Why should tourists want to visit Belfast? What is there to do here? Is the place really attractive - or is it just another European backwater city?

A mischievous Stephen Nolan set out to wind up myself and others on his BBC radio show last week.

We were debating the impact of the recent MTV awards and whether it was money well spent by Belfast City Council and tourist officials.

So what are the upsides and downsides of visiting Belfast? Firstly, it must be said that the city's troubled past is an international fascination.

I find visitors want to know about our differences and the politics of conflict and peace; the Shankill and the Falls and all that.

Stormont, too, is special, surely one of the most recognisable parliament buildings in Europe.

The Titanic is still too much of a Belfast secret, but should be revealed to more people in the world outside in 2012.

The hills surrounding the city are every bit as dramatic as Cape Town's Table Mountain and might be even more so if tourists could travel up the Cavehill in a cable car.

The rest of Northern Ireland is easily accessible. The countryside is 15 minutes from the city centre, the stunning Atlantic coastline, the Walls of Derry or the lakes of Fermanagh at most 90 minutes away by car.

The River Lagan and Belfast Lough cycle way - 21-miles-long from Lisburn to Newtownabbey - is a match for Amsterdam's bicycling paths. In visitor numbers, the new £100m Titanic centre opening soon could be Belfast's answer to the Guggenheim in Bilbao.

A night out at the Opera House, or the Odyssey, is worth a visit to Belfast in itself. The Crown Bar has no equal, although regrettably it and most other watering holes lack the kind of traditional music which foreign tourists crave when they come here.

At the risk of sounding like a tourist brochure, I cannot ignore the Odyssey's W5 for children, the Folk and Transport Museum at Cultra and the refurbished Ulster Museum.

Inside and outside Belfast - from Portrush to Newcastle - is Rory McIlroy, Graham McDowell and Darren Clarke land. Perhaps we still need more of the outside world to know that Northern Ireland has become to golf what New Zealand is to rugby. Those are some upsides, but the downsides cannot be ignored. For example, a hotel which doesn't measure up to its tourist grading.

Or taxi-drivers who don't smile, or who are too lazy to open the boot for luggage. Or staff in shops who barely lift their eyes to acknowledge a tourist's presence. Or bar and restaurant waiters who act as if serving customers were beneath them.

Then there are the sight-seeing spots which close, or have no services, on public and bank holidays. A lack of public recognition that tourism is the future and the life-blood of Northern Ireland's ever-so-fragile economy.
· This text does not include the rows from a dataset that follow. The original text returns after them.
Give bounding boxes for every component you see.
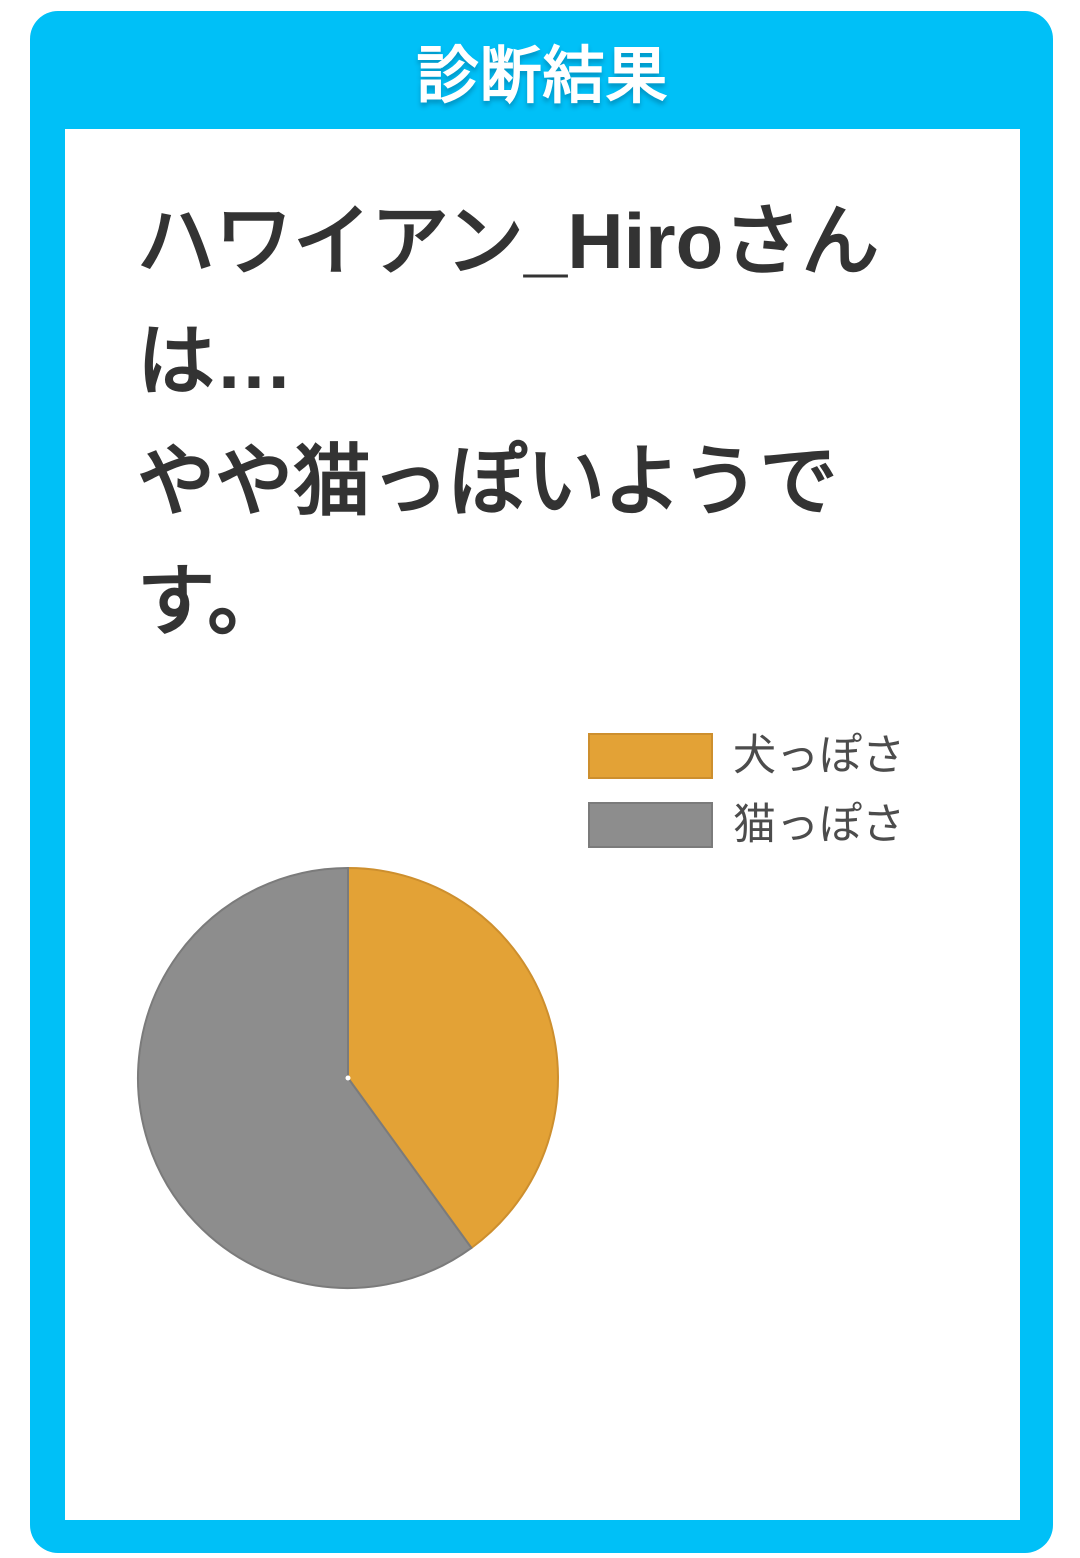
result-line-2: やや猫っぽいようです。 xyxy=(137,437,838,645)
result-card: ハワイアン_Hiroさんは… やや猫っぽいようです。 犬っぽさ 猫っぽさ xyxy=(65,129,1020,1520)
chart-legend: 犬っぽさ 猫っぽさ xyxy=(588,733,905,848)
result-frame: 診断結果 ハワイアン_Hiroさんは… やや猫っぽいようです。 犬っぽさ 猫っぽ… xyxy=(30,11,1053,1553)
result-header: 診断結果 xyxy=(65,11,1020,129)
result-text: ハワイアン_Hiroさんは… やや猫っぽいようです。 xyxy=(137,181,885,661)
legend-item-cat: 猫っぽさ xyxy=(588,802,905,848)
pie-slice-dog xyxy=(347,866,559,1250)
cat-color-swatch xyxy=(588,802,713,848)
dog-color-swatch xyxy=(588,733,713,779)
pie-slice-cat xyxy=(137,866,473,1289)
pie-chart xyxy=(137,866,559,1289)
legend-label-dog: 犬っぽさ xyxy=(733,732,905,780)
legend-item-dog: 犬っぽさ xyxy=(588,733,905,779)
pie-center-dot xyxy=(345,1075,351,1081)
legend-label-cat: 猫っぽさ xyxy=(733,801,905,849)
page-title: 診断結果 xyxy=(416,42,669,111)
result-line-1: ハワイアン_Hiroさんは… xyxy=(137,197,880,405)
A sense that familiarity still breeds more than a little contempt for the attractions around us.

Maybe it's because we are a small society that we harbour an inferiority complex. Maybe it's because some people have taken for granted the changing landscape of Ulster and need to open their eyes to the positives as well as the negatives.

Northern Ireland is a special place. If you don't accept this premise, stand at an airport next month and witness the smiles and tears of so many thousands of exiles returning home for Christmas.

That said, what if the question were posed to you: why should anyone come to Belfast? If you were planning a tourist's visit, what would be the itinerary? What would be your answer?

Attracting tourists to Northern Ireland isn't a job for someone else. It's about a willingness to showcase, to encourage and welcome visitors and ensure they enjoy the experience.

Sadly, that message seems to be embraced more noticeably in countries we visit rather than by ourselves at home.

  • Smokin' Joe Frazier, who died last week, found himself mightily put down in Northern Ireland some years ago.

On a singing tour of Ireland, he was due to put in an appearance at the Silver Slipper ballroom at Magilligan. At one stage, more people were assembled outside in the car-park surrounding the ex-world boxing champion's limousine than inside waiting to hear him sing on stage.

"We can see big Joe on TV anytime," explained one of the car-park crowd to a London reporter accompanying Frazier.

"But it's not every day in these parts that you get to have a close-up look at a Rolls-Royce."